Updated June 10, 2022 - 7:55 pm
Federal and local public health agencies are recommending wearing a mask in public indoor settings now that Clark County has once again reached high community levels of COVID-19.
The Centers for Disease Control and Prevention gave the county the “high” designation based on its increased case rates and hospitalizations. Both it and the Southern Nevada Health District now recommend masking up.
“I urge everyone to wear their masks in public places and to stay up to date on their COVID-19 vaccines,” Dr. Fermin Leguen, district health officer, said in a press release.
The new designation isn’t surprising given the recent trajectory in cases, a UNLV epidemiologist said.
“We haven’t seen a giant spike,” said Brian Labus, an assistant professor at UNLV’s School of Public Health. “We’ve crossed a line, but we’ve been marching toward this line for a couple months now.”
Case numbers are growing as omicron variants that are better able to evade antibodies increase in dominance, and as protection from vaccination or prior infection wanes, he said.

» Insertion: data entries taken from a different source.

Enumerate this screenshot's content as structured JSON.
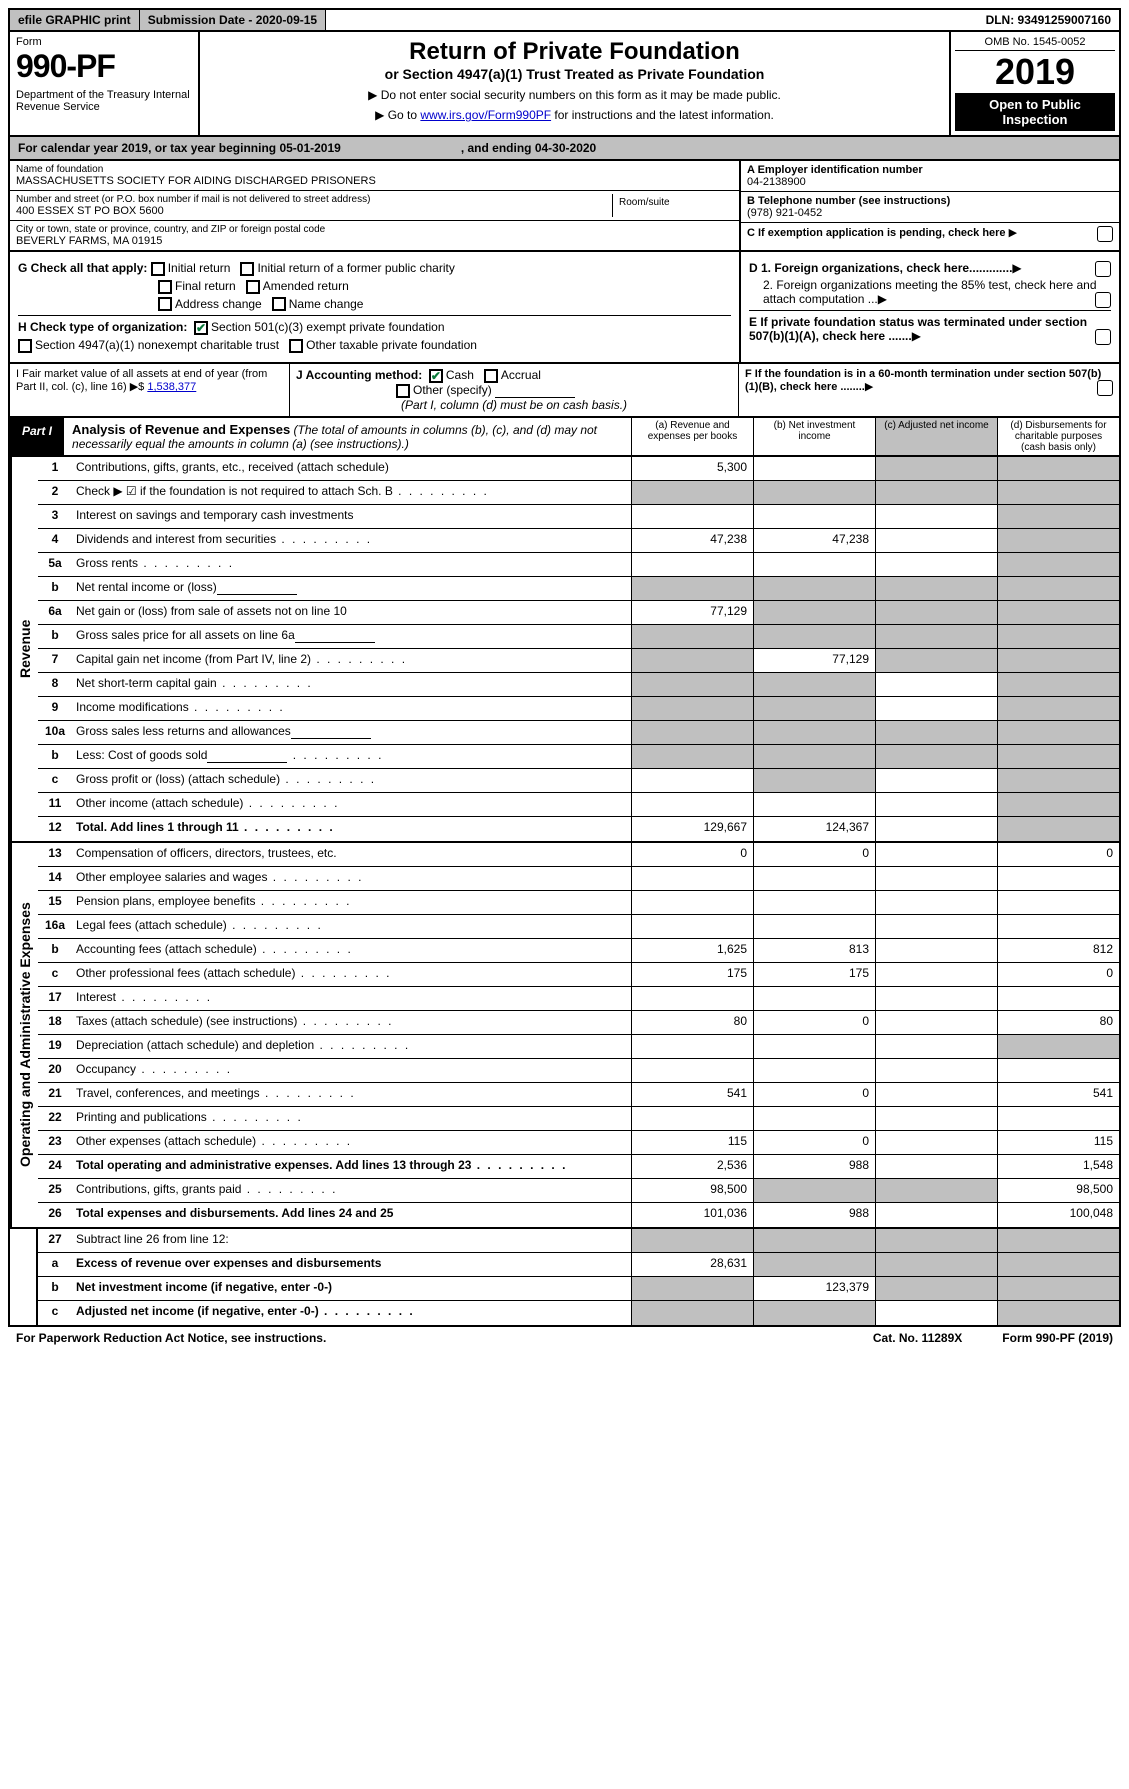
{
  "topbar": {
    "efile": "efile GRAPHIC print",
    "sub_label": "Submission Date - 2020-09-15",
    "dln": "DLN: 93491259007160"
  },
  "header": {
    "form_label": "Form",
    "form_num": "990-PF",
    "dept": "Department of the Treasury\nInternal Revenue Service",
    "title": "Return of Private Foundation",
    "subtitle": "or Section 4947(a)(1) Trust Treated as Private Foundation",
    "note1": "▶ Do not enter social security numbers on this form as it may be made public.",
    "note2_pre": "▶ Go to ",
    "note2_link": "www.irs.gov/Form990PF",
    "note2_post": " for instructions and the latest information.",
    "omb": "OMB No. 1545-0052",
    "year": "2019",
    "open": "Open to Public Inspection"
  },
  "cal": {
    "pre": "For calendar year 2019, or tax year beginning 05-01-2019",
    "mid": ", and ending 04-30-2020"
  },
  "info": {
    "name_label": "Name of foundation",
    "name": "MASSACHUSETTS SOCIETY FOR AIDING DISCHARGED PRISONERS",
    "addr_label": "Number and street (or P.O. box number if mail is not delivered to street address)",
    "addr": "400 ESSEX ST PO BOX 5600",
    "room_label": "Room/suite",
    "city_label": "City or town, state or province, country, and ZIP or foreign postal code",
    "city": "BEVERLY FARMS, MA  01915",
    "a_label": "A Employer identification number",
    "a_val": "04-2138900",
    "b_label": "B Telephone number (see instructions)",
    "b_val": "(978) 921-0452",
    "c_label": "C If exemption application is pending, check here",
    "d1": "D 1. Foreign organizations, check here.............",
    "d2": "2. Foreign organizations meeting the 85% test, check here and attach computation ...",
    "e": "E  If private foundation status was terminated under section 507(b)(1)(A), check here .......",
    "f": "F  If the foundation is in a 60-month termination under section 507(b)(1)(B), check here ........"
  },
  "g": {
    "label": "G Check all that apply:",
    "opts": [
      "Initial return",
      "Initial return of a former public charity",
      "Final return",
      "Amended return",
      "Address change",
      "Name change"
    ]
  },
  "h": {
    "label": "H Check type of organization:",
    "opt1": "Section 501(c)(3) exempt private foundation",
    "opt2": "Section 4947(a)(1) nonexempt charitable trust",
    "opt3": "Other taxable private foundation"
  },
  "i": {
    "label": "I Fair market value of all assets at end of year (from Part II, col. (c), line 16) ▶$",
    "val": "1,538,377"
  },
  "j": {
    "label": "J Accounting method:",
    "cash": "Cash",
    "accrual": "Accrual",
    "other": "Other (specify)",
    "note": "(Part I, column (d) must be on cash basis.)"
  },
  "part1": {
    "tab": "Part I",
    "title": "Analysis of Revenue and Expenses",
    "paren": " (The total of amounts in columns (b), (c), and (d) may not necessarily equal the amounts in column (a) (see instructions).)",
    "cols": {
      "a": "(a)   Revenue and expenses per books",
      "b": "(b)  Net investment income",
      "c": "(c)  Adjusted net income",
      "d": "(d)  Disbursements for charitable purposes (cash basis only)"
    }
  },
  "revenue_label": "Revenue",
  "expenses_label": "Operating and Administrative Expenses",
  "rows": [
    {
      "n": "1",
      "d": "Contributions, gifts, grants, etc., received (attach schedule)",
      "a": "5,300",
      "shade_cd": true
    },
    {
      "n": "2",
      "d": "Check ▶ ☑ if the foundation is not required to attach Sch. B",
      "dots": true,
      "shade_all": true,
      "bold_not": true
    },
    {
      "n": "3",
      "d": "Interest on savings and temporary cash investments",
      "a": "",
      "b": "",
      "c": "",
      "shade_d": true
    },
    {
      "n": "4",
      "d": "Dividends and interest from securities",
      "dots": true,
      "a": "47,238",
      "b": "47,238",
      "c": "",
      "shade_d": true
    },
    {
      "n": "5a",
      "d": "Gross rents",
      "dots": true,
      "a": "",
      "b": "",
      "c": "",
      "shade_d": true
    },
    {
      "n": "b",
      "d": "Net rental income or (loss)",
      "box": true,
      "shade_all": true
    },
    {
      "n": "6a",
      "d": "Net gain or (loss) from sale of assets not on line 10",
      "a": "77,129",
      "shade_bcd": true
    },
    {
      "n": "b",
      "d": "Gross sales price for all assets on line 6a",
      "box": true,
      "shade_all": true
    },
    {
      "n": "7",
      "d": "Capital gain net income (from Part IV, line 2)",
      "dots": true,
      "shade_a": true,
      "b": "77,129",
      "shade_cd": true
    },
    {
      "n": "8",
      "d": "Net short-term capital gain",
      "dots": true,
      "shade_ab": true,
      "c": "",
      "shade_d": true
    },
    {
      "n": "9",
      "d": "Income modifications",
      "dots": true,
      "shade_ab": true,
      "c": "",
      "shade_d": true
    },
    {
      "n": "10a",
      "d": "Gross sales less returns and allowances",
      "box": true,
      "shade_all": true
    },
    {
      "n": "b",
      "d": "Less: Cost of goods sold",
      "dots": true,
      "box": true,
      "shade_all": true
    },
    {
      "n": "c",
      "d": "Gross profit or (loss) (attach schedule)",
      "dots": true,
      "a": "",
      "shade_b": true,
      "c": "",
      "shade_d": true
    },
    {
      "n": "11",
      "d": "Other income (attach schedule)",
      "dots": true,
      "a": "",
      "b": "",
      "c": "",
      "shade_d": true
    },
    {
      "n": "12",
      "d": "Total. Add lines 1 through 11",
      "dots": true,
      "bold": true,
      "a": "129,667",
      "b": "124,367",
      "c": "",
      "shade_d": true
    }
  ],
  "exp_rows": [
    {
      "n": "13",
      "d": "Compensation of officers, directors, trustees, etc.",
      "a": "0",
      "b": "0",
      "c": "",
      "dv": "0"
    },
    {
      "n": "14",
      "d": "Other employee salaries and wages",
      "dots": true
    },
    {
      "n": "15",
      "d": "Pension plans, employee benefits",
      "dots": true
    },
    {
      "n": "16a",
      "d": "Legal fees (attach schedule)",
      "dots": true
    },
    {
      "n": "b",
      "d": "Accounting fees (attach schedule)",
      "dots": true,
      "a": "1,625",
      "b": "813",
      "c": "",
      "dv": "812"
    },
    {
      "n": "c",
      "d": "Other professional fees (attach schedule)",
      "dots": true,
      "a": "175",
      "b": "175",
      "c": "",
      "dv": "0"
    },
    {
      "n": "17",
      "d": "Interest",
      "dots": true
    },
    {
      "n": "18",
      "d": "Taxes (attach schedule) (see instructions)",
      "dots": true,
      "a": "80",
      "b": "0",
      "c": "",
      "dv": "80"
    },
    {
      "n": "19",
      "d": "Depreciation (attach schedule) and depletion",
      "dots": true,
      "shade_d": true
    },
    {
      "n": "20",
      "d": "Occupancy",
      "dots": true
    },
    {
      "n": "21",
      "d": "Travel, conferences, and meetings",
      "dots": true,
      "a": "541",
      "b": "0",
      "c": "",
      "dv": "541"
    },
    {
      "n": "22",
      "d": "Printing and publications",
      "dots": true
    },
    {
      "n": "23",
      "d": "Other expenses (attach schedule)",
      "dots": true,
      "a": "115",
      "b": "0",
      "c": "",
      "dv": "115"
    },
    {
      "n": "24",
      "d": "Total operating and administrative expenses. Add lines 13 through 23",
      "dots": true,
      "bold": true,
      "a": "2,536",
      "b": "988",
      "c": "",
      "dv": "1,548"
    },
    {
      "n": "25",
      "d": "Contributions, gifts, grants paid",
      "dots": true,
      "a": "98,500",
      "shade_bc": true,
      "dv": "98,500"
    },
    {
      "n": "26",
      "d": "Total expenses and disbursements. Add lines 24 and 25",
      "bold": true,
      "a": "101,036",
      "b": "988",
      "c": "",
      "dv": "100,048"
    }
  ],
  "line27": [
    {
      "n": "27",
      "d": "Subtract line 26 from line 12:",
      "shade_all": true
    },
    {
      "n": "a",
      "d": "Excess of revenue over expenses and disbursements",
      "bold": true,
      "a": "28,631",
      "shade_bcd": true
    },
    {
      "n": "b",
      "d": "Net investment income (if negative, enter -0-)",
      "bold": true,
      "shade_a": true,
      "b": "123,379",
      "shade_cd": true
    },
    {
      "n": "c",
      "d": "Adjusted net income (if negative, enter -0-)",
      "bold": true,
      "dots": true,
      "shade_ab": true,
      "c": "",
      "shade_d": true
    }
  ],
  "footer": {
    "left": "For Paperwork Reduction Act Notice, see instructions.",
    "mid": "Cat. No. 11289X",
    "right": "Form 990-PF (2019)"
  },
  "colors": {
    "shade": "#c0c0c0",
    "link": "#0000cc",
    "check": "#0a7a3a"
  }
}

Clark County’s rate of new cases in the past week is 228.04 per 100,000 population. Its rate of new hospital admissions is 10.9 patients per 100,0000 population, and 4.3 percent of its staffed inpatient beds are occupied by COVID-19 patients, according to CDC data.
The Nevada Hospital Association said on Wednesday that hospital infrastructure “is not being stressed by the disease.”
Clark County, the only county in Nevada at the high level, is among the nearly 10 percent of counties in the U.S. with the designation. The majority of the nation’s counties – 57.51 percent – are at the low level, and 32.75 percent are at medium.
“In a month it’ll be a different group of cities that are at the high level,” Labus said. “This is kind of the way disease plays out, and it’s not identical in every county around the country.”
Neither the state nor the county has shown any interest in renewing a mandate that people wear masks indoors.
“It’s a matter of encouraging people to do it,” Labus said. “A lot of them are going to ignore it, but if the message is, ‘numbers are up and now is the appropriate time to wear a mask,’ some people at least will listen.”
People who have symptoms or have been in contact with someone who has tested positive for COVID-19 should get tested, according to the health district. People who are sick should stay home and isolate from others in their household.
Those who are at higher risk for severe illness may need to take additional precautions. These could include having a plan for rapid testing if needed and talking to your their health care provider about options for treatments with oral antivirals and monoclonal antibodies, according to the district.